Clarity on Climate Change

Since reading Lab Girl, I, like many others, have kept an eye out for more writing by Hope Jahren. Her latest book, The Story of More: How We Got to Climate Change and Where to Go from Here, is outstanding. It’s engaging, informative, and relatable while dealing with a topic that can quickly be overwhelming. Only published in paperback to keep costs and materials down, it has me thinking about what we in higher education can do to help our students understand more about the climate and climate change.

Jahren has a personal message that frames the book’s content and thrust – “Just like many of the people I meet each day, I have plenty of questions about climate change: mostly along the lines of What should I believe? and Should I be afraid? Because a teacher’s job is to answer questions, I did my research and wrote a book.” That neatly summarizes the book’s tone and structure, too. She writes as a caring teacher who very much wants us to get her lesson.

Jahren is a geobiologist whose research looks across chemistry, biology and eons of time. For example, her studies of fossilized trees in the Arctic enabled deeper understanding of the climate 45 million years ago. Now a professor at the University of Oslo, she’s earned numerous grants and received many awards. Jahren is active in the classroom and her course on climate change is the nub of the book. In this work, she zeroes in on change, in particular what has happened in the past 50 years and accompanying trends. Her entire approach makes it easy to picture her as a charismatic and passionate teacher.

Skillfully marrying high-level facts (like the increasing urbanization of the world’s population) with personal anecdotes and perspectives (what it was like growing up in rural Austin, Minnesota), Jahren transforms the abstract into the recognizable. It’s extremely effective, giving the reader a feeling of growth and accomplishment. The story of change, too, is very complex, and there are many facts that on their own do not add up to a clear narrative.

For example, we learn that worldwide agricultural production per farm across the global has basically doubled in the past fifty years. Iowa has nine hogs per every person in the state. The US produces twice as much milk as it did fifty years ago and it does this with three million fewer cows. Because of aqua-farming, salmon production has increased more than 20,000 percent in the past fifty years. The US, with 4% of the world’s population, makes 15% of the world’s organic waste. Average global surface temperature has increased 1.5 degrees Fahrenheit in the last hundred years. What makes the book so powerful is that these and many other facts are knitted together in ways so that we understand the interconnected nature of how we live, how we eat, how we get energy – and it’s larger overall impact on our planet.

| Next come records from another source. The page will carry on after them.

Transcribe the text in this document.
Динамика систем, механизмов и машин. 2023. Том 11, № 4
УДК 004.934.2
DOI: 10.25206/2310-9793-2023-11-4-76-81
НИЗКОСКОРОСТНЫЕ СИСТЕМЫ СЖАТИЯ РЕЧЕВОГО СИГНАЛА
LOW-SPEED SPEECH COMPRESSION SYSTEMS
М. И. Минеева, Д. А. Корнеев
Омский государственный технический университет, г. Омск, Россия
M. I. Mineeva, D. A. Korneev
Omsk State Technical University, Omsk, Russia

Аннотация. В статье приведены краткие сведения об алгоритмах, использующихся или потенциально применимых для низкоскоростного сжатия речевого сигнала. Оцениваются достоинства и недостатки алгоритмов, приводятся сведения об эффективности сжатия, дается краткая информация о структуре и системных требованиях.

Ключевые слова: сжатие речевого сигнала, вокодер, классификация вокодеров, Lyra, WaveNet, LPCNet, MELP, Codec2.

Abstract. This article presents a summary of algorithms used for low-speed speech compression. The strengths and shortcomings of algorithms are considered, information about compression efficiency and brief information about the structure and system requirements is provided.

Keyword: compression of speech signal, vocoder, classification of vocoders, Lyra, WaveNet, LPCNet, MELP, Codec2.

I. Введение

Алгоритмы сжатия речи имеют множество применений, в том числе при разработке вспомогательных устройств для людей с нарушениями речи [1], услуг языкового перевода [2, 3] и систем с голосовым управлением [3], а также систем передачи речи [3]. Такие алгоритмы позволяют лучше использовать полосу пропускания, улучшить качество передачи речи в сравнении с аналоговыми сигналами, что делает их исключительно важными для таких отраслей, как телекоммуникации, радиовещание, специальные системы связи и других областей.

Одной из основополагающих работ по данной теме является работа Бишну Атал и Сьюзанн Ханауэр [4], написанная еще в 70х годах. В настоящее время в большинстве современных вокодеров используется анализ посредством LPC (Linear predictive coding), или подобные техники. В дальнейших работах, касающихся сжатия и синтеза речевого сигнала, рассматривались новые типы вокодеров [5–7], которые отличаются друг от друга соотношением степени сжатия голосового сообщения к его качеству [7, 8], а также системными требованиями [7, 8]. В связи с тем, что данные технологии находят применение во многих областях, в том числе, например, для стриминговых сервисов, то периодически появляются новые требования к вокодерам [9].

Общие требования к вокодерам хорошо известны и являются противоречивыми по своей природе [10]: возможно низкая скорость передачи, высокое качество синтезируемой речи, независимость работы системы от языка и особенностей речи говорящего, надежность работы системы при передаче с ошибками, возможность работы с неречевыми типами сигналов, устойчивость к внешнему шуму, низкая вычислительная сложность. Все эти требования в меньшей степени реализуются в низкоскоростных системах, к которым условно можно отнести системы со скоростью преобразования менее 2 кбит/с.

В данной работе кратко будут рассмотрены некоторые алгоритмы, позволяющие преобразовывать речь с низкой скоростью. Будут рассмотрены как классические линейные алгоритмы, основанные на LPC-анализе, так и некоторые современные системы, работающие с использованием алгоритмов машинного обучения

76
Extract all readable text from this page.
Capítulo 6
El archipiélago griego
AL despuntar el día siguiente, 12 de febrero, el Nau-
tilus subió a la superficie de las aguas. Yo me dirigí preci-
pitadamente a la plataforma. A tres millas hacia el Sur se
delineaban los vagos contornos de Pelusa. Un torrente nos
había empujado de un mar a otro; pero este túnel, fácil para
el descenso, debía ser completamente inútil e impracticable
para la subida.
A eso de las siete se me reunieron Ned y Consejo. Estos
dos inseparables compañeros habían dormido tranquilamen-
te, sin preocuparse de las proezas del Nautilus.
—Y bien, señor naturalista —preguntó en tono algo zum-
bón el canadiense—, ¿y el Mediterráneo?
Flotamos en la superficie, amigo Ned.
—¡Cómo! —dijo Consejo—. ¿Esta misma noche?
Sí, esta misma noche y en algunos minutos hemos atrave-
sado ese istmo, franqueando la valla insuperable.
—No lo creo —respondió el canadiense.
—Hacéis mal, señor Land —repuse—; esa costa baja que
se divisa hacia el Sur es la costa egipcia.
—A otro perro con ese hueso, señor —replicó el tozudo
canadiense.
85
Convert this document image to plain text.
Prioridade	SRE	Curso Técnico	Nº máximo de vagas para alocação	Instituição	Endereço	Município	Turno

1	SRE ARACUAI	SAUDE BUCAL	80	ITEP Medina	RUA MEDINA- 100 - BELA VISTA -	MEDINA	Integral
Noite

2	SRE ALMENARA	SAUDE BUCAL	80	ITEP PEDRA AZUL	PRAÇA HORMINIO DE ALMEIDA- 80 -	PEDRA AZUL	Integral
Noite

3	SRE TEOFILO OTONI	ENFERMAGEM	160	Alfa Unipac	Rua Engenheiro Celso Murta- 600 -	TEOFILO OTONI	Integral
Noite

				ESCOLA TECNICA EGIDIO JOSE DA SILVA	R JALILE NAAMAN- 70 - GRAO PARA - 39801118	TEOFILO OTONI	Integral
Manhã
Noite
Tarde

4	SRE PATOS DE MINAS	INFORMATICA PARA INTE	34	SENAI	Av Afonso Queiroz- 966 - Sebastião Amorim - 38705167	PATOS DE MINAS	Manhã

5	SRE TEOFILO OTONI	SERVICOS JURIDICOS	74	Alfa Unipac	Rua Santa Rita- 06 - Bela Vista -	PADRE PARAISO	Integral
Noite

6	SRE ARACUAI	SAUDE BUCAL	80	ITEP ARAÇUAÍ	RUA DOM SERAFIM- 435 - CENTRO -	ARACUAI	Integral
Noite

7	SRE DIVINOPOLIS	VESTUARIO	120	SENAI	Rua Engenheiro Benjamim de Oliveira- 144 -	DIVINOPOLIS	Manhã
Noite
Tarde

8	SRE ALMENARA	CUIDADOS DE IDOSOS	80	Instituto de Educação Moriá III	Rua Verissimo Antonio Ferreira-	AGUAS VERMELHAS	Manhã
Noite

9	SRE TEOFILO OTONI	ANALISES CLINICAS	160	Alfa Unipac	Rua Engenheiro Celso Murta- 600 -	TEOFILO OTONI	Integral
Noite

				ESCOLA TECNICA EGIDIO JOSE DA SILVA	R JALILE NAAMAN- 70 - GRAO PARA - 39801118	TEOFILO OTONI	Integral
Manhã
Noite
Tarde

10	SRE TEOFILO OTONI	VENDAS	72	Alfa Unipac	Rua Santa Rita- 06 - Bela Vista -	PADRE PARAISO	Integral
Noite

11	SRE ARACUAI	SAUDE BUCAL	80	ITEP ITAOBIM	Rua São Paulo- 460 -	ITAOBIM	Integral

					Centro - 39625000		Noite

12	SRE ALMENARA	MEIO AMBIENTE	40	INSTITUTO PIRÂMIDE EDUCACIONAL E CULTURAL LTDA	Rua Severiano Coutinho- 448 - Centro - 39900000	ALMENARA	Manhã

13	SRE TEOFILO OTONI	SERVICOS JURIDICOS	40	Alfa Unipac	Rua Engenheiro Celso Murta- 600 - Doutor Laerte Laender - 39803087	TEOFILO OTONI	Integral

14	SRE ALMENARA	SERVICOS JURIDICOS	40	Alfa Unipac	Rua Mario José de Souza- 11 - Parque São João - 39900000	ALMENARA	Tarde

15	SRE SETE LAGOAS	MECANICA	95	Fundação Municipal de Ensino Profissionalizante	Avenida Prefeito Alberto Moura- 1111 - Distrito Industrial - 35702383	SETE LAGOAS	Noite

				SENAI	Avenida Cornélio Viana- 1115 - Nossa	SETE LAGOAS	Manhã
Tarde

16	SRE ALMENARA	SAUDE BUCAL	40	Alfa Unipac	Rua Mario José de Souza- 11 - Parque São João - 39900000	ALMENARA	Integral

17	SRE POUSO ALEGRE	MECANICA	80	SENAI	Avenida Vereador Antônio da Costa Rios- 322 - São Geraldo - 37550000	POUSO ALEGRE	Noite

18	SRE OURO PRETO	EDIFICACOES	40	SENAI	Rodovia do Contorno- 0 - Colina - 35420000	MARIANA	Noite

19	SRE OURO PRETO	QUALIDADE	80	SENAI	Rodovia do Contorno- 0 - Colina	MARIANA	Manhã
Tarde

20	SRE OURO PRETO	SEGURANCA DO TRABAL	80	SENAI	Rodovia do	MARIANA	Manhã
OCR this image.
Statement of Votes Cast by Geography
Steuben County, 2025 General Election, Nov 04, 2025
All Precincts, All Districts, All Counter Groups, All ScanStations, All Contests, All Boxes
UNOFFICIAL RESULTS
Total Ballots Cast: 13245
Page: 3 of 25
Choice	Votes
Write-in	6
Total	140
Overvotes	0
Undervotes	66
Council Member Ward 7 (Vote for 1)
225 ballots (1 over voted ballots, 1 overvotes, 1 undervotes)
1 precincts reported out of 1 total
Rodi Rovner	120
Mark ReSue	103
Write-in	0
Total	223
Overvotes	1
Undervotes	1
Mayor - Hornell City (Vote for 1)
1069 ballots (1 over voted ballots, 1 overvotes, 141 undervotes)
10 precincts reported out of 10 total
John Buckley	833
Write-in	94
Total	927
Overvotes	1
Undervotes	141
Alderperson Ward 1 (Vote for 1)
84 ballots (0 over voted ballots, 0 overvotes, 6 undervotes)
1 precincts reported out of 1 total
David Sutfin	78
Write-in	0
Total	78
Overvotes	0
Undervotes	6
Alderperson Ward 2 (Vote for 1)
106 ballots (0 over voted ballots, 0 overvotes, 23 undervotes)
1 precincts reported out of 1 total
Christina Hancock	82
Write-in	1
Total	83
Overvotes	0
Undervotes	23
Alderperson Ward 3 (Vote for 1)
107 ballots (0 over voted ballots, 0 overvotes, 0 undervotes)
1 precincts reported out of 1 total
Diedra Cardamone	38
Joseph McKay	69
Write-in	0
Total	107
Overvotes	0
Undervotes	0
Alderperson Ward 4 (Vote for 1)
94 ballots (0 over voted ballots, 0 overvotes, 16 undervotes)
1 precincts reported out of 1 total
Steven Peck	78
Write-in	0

Through it all, scary though the data and facts may be, Jahren remains hopeful. She emphasizes, though, that hope requires courage. That means understanding the facts and being willing to make changes. The book’s appendix is rightly titled The Story of Less and it contains two sections, one about the actions we might take and the other about the differences those changes would make.

Jahren is wise. She suggests that we consult our values and focus our efforts accordingly, gathering information and deciding to live in concert with our values. It’s hard, she stresses, but still possible. As an example of concrete actions she proposes using less electricity (which often comes from fossil fuels), and to be mindful of appliances. This is not the message of the book, however. Instead she is after something grander: informed readers making informed choices in concert with their interests and values. That might mean being a vegetarian, or traveling by bicycle, or simply cutting down on purchases. The overall message remains consistent: our choices have consequences. Use less and share more is what we come away with, a reasonable and totally appropriate request.

In researching the book, I learned that several colleges have made The Story of More a required common text for students. That greatly cheered me, for there is no single discipline or commonly scheduled course that would expose students to this book. In the academia’s pursuit of disciplinary rigor and speeding students’ progress for degrees, we sometimes risk bypassing important issues. After all, most of these broader topics do not fit within the strictures of a department or discipline. Climate change is an issue that demands that all of us learn more and make informed decisions. That high-level aim is at the heart of a college education. Unless we make that commitment, however, to wrestle with climate change, many of our students might never engage with it in an informed manner.

I heartily recommend The Story of More to you and your students. I’m going to recommend it to mine.